Das Ganze steigert sich bis zum Schluss, der Drummer fragt nach, ob er das Handtuch von der Snare nehmen soll aber alle denken: Gehör behalten ist schon auch gut und wir glauben dir auch so, dass du der No.1 Eindrescher bist du Berserker. Technisch so bissl wie das Tier von der Muppetshow, positiv gemeint natürlich, prima Job abgeliefert der Herr! Inklusive Gesang, tipptopp. Mit „Das Anfang vom Ende“ geht es auf die Zielgerade, das ist der stärkste Song, den mögen wir sehr.
Was für ein Abend, unerwartet gut! Positiv überrascht haben mich vor allem Das Blanke Extrem, die hatte ich ehrlich gesagt gar nicht auf dem Zettel, obwohl ex-gigblog Kollege Michi Weiss den Auftritt der Extremies in Esslingen auf die 2 in seinem Konzert-Jahr 2020 geränkt hat. Weiss halt Bescheid der Mann und den richtigen Vornamen hatter auch noch.

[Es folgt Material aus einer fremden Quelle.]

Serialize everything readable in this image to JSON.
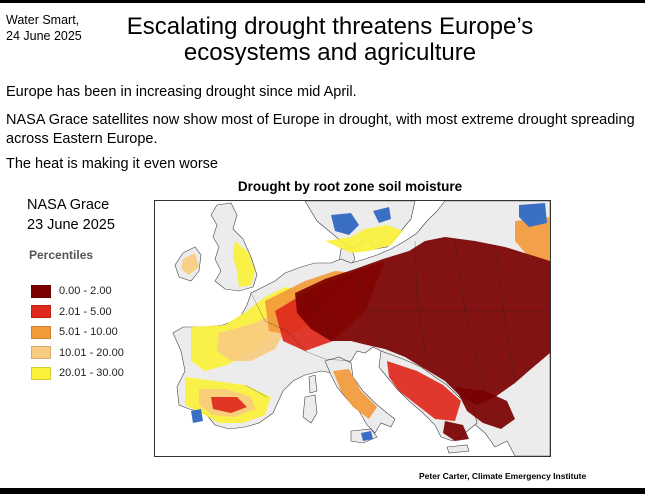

Fazit: Dringend mehr heimische Bands hören. Auch bei Das Blanke Extrem bin ich gespannt wie ein Flitzebogen, in welche Richtung es bei denen weitergeht, beim nächsten Konzert => I’ll be there.
Between Owls
Das Blanke Extrem
guter Tipp! Das Blanke Extrem steht auch hier in Stuttgart auf der Liste. Muss ich mir dann wohl anschauen, danke!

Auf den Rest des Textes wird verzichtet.